Taylors Valley is an unincorporated community in Washington County, in the state of Virginia, United States. It is located to the southeast of Abingdon and is accessed via Highway 58 and via Taylor Valley Road from Tennessee, just to the south.

==Geography==
Taylors Valley is located in southwestern Virginia at an altitude of 722 metres (2369 feet), close to the border with Tennessee. It is located along a notable bike trail, the Virginia Creeper Trail, which makes a gradual climb into Taylors Valley. The nearest town is Damascus, which is located to the west. The community, which is located in the Mount Rogers National Recreation Area, is bounded by Fork mountain to the west and Laurel and Chestnut mountains to the east. Whitetop Laurel Creek passes through the unincorporated community.

==Economy==
Taylor Valley is an old fashioned country village with few commercial entities. There are no gas stations or stores, and village residents rely on the stores in Damascus, VA, and Mountain City, TN, for daily supplies.

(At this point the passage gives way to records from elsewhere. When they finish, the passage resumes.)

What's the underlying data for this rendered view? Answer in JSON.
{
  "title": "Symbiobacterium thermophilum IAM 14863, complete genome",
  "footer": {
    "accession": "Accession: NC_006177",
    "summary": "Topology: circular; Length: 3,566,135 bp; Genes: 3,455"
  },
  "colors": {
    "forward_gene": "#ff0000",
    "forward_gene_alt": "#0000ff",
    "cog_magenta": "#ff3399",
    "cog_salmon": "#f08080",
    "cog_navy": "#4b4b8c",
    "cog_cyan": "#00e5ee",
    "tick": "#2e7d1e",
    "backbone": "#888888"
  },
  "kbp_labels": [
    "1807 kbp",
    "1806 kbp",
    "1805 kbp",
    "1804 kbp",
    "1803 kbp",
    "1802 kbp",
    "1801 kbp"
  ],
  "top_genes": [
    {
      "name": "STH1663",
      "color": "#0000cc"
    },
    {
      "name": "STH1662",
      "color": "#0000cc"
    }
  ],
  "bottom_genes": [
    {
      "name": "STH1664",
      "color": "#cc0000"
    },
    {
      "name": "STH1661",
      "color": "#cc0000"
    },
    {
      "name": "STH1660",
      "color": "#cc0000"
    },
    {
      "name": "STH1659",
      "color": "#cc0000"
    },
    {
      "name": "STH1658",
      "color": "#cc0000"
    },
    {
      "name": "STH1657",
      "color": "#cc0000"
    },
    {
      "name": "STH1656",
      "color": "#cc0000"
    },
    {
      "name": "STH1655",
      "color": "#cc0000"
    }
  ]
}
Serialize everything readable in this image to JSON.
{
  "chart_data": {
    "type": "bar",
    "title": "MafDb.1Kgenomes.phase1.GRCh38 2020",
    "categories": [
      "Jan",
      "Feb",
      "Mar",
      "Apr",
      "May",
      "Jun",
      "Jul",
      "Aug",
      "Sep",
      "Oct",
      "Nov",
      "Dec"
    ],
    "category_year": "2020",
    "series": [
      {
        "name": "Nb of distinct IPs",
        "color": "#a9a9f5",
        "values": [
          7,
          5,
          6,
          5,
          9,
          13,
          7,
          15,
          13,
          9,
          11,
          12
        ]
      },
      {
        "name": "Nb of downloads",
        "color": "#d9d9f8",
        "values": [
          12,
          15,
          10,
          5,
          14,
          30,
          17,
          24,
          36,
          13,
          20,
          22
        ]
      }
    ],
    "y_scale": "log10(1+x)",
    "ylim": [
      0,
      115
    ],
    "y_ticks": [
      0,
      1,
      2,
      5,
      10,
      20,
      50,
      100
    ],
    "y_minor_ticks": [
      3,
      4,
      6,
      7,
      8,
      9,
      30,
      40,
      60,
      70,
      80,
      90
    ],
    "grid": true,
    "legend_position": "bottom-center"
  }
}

The sole food venue in the Valley is Hellbender's Cafe, which opened nearly contemporaneously with the closing of the Creeper Train Cafe in 2020. The one small store in the vicinity (Widener's Grocery) shut down when the owner, Clarence "Eddie" Widener, died in 2020. There are plans to reopen the store sometime before 2024, according to some of Eddie's family members. The Virginia Creeper Trail runs through the Valley, increasing foot traffic and the number of recreational bicycle riders, for a great part of the year.